何雨柱爽快地答應道,“好 ,一大爺,我跟你看看去。”
隨後又對王建君說道“老婆,我先跟一大爺去看看!”
何雨柱和楊文江轉了一圈,“一大爺,沒啥少的,等菜收拾得差不多了,就可以炒了。”
楊文江听後滿意地點點頭,“那行,何主任,你先歇著,等會兒可就全靠你了。”
天剛擦黑,何雨柱就風風火火地忙乎起來,一個鍋炒著菜,一個鍋炖著菜,還有個鍋燒著水,熱油也在鍋里“滋滋”響著。
這幾個鍋被何雨柱安排得井井有條。
不少人都圍在何雨柱身邊,孩子們和大老爺們純粹是來看熱鬧的,婦女們則是想來偷師學藝。
隨著菜被端上桌,大家也紛紛回到桌前。
賈張氏偷偷瞄了一眼旁邊桌的三位大爺,就見他們一直有說有笑,也不開吃,可把她饞壞了。
有這種想法的可不只賈張氏一個,還有不少人在這兒等著呢,就盼著何雨柱趕緊過來坐下。
今天又不是誰家辦宴席,不等何雨柱過來就開吃,總歸不太好。
閆阜貴環視了一圈,大家都心不在焉的,目光直勾勾地盯著眼前的菜,嘴里還說著一些有的沒的。

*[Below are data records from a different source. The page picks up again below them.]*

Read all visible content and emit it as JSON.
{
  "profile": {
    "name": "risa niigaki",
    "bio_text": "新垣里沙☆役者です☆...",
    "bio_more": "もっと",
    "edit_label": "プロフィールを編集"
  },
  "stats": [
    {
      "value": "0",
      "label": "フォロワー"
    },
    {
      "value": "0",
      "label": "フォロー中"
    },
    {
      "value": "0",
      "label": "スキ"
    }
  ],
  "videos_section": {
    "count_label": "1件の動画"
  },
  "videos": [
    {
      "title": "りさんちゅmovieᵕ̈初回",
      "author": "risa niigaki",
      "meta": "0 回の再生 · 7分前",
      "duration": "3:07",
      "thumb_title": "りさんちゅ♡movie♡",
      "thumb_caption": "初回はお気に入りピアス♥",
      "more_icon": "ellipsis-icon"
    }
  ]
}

他自己也饞得很呢,可惜,楊文江早就說了,非得等人齊了才能開吃。
“來嘍~雞湯來嘍,這菜都齊了,大家可以吃嘍!”許大茂笑嘻嘻地從前院跑了過來。
後面跟著二大媽她們幾個,端著雞走了過來。
大家眼前一亮,終于可以開吃了。其實,何雨柱看這好幾個鍋,這雞和肉都是提前炖好的,不然還得多等一會兒呢。
看到何雨柱也過來了,楊文江趕忙招呼大家趕緊坐下。
“三大爺,確定大門關好了?可別咱們這正吃著呢,前院和倒座房的東西就丟了。”
周大陽笑著說“一大爺,您就放心吧,我親自插好的,也跟大伙都說好了,開吃後去廁所回來一定關好門。”
楊文江點了點頭,“嘿,大家都別吵吵了!”
一听楊文江開口,眾人立馬安靜下來,齊刷刷看向一大爺,可算要開始咯!
楊文江接著笑道“今兒個這聚餐呢,主要是慶祝咱國家成功研制出原子彈了!
這原子彈……”
楊文江也不覺得煩,又把原子彈的重要性跟大家念叨了一遍。
這兩天大家一有時間就聊這個,听得耳朵都起繭子了,就連院子里的小孩都會說了,雖說他們有的還不知道這到底是啥意思。
“祝咱國家越來越繁榮昌盛,越來越好,大家以後都能過上好日子……”
楊文江終于結束了講話,也不知道大家是被感動了還是覺得終于可以開吃了,紛紛拼命鼓掌。
結果,閆阜貴這時候又站了起來,“我說兩句,剛才一大爺也說了……”
大家原本喜悅的表情瞬間僵住了,這三位大爺要挨個講話,得講到啥時候去。
好在,周大陽沒廢話,只是說了些祝福國家、打倒美帝的話。
楊文江一聲令下,大家就迫不及待地吃了起來。
大家的首選目標當然是炖雞和紅燒肉,其次才是那些葷菜。
賈張氏那叫一個火力全開,要不是第一口雞骨頭差點把喉嚨扎破,她都舍不得吐出來。天知道她有多久沒吃過這麼好吃的東西了。
閆阜貴家、吳春明家的菜,她只能眼巴巴地看著,誰讓他們家派來的代表是秦淮茹呢。
炖雞、紅燒肉被消滅後,賈張氏又把目光投向了其他葷菜。她倒是想把菜里的肉都搶過來,可惜就她一個人,哪搶得過那麼多人啊。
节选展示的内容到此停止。